Being divorced is associated with delayed fistula surgery in the current study (AOR 3.68, CI 1.24–10.87). It has also been widely reported that women who experience obstetric fistulas are often abandoned not only by their husbands, but also by their relatives and friends [6, 10, 29]. Consequently, they are left to deal with the huge responsibilities of the family and children alone [6]. The abandonment of women adds to the burden, as an obstetric fistula mostly affects poor women, with many affected women having other complications and being subjected to social discrimination [30].

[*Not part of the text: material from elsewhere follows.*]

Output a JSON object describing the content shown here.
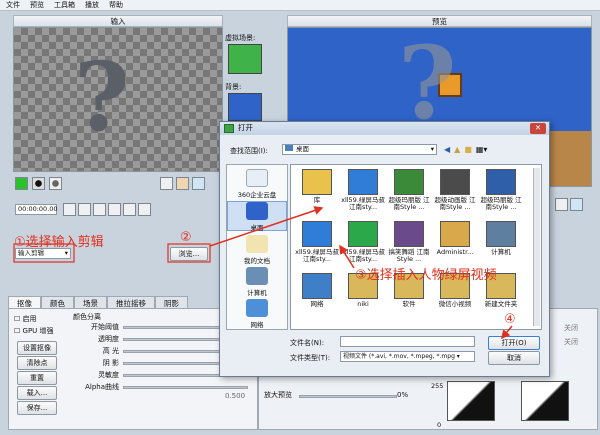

The important limitation of this study is its cross-sectional design, hence making it difficult to establish the causes. We interviewed women who have had a fistula for different periods of time, with some of them having the condition for a number of years; therefore, the result may be vulnerable to recall bias. Nevertheless, we studied women who have a fistula, which is a topic that has not been previously studied in Somalia; as a result, it presents some highly needed information for the improvement of women’s health in Somalia, particularly women affected by fistulas. Historical experience suggests that fistula prevention can only be achieved through the provision of good antenatal screening, delivery assisted by trained health professionals, and prompt access to emergency obstetric services when problems arise [2]. Consequently, training for fistula surgery has to be provided for healthcare professionals in Somalia, fistula centers should be established, and access to these facilities has to be guaranteed for all patients who need these services. The study suggests that only a sustainable political commitment to improving maternal health in general and access to emergency obstetric care in particular are a fundamental condition for the prevention of fistulas in Somalia. Being mindful of this, we advocate initiatives that will generate and sustain an accessible fistula repair surgery for Somali women.

Conflicts of Interest

The authors declare that there are no conflicts of interest regarding the publication of this paper.

Acknowledgments

The authors wish to thank the management of the three hospitals for collaborating with the study team. Lastly, thanks are also due to the participants of the study for their participation and help.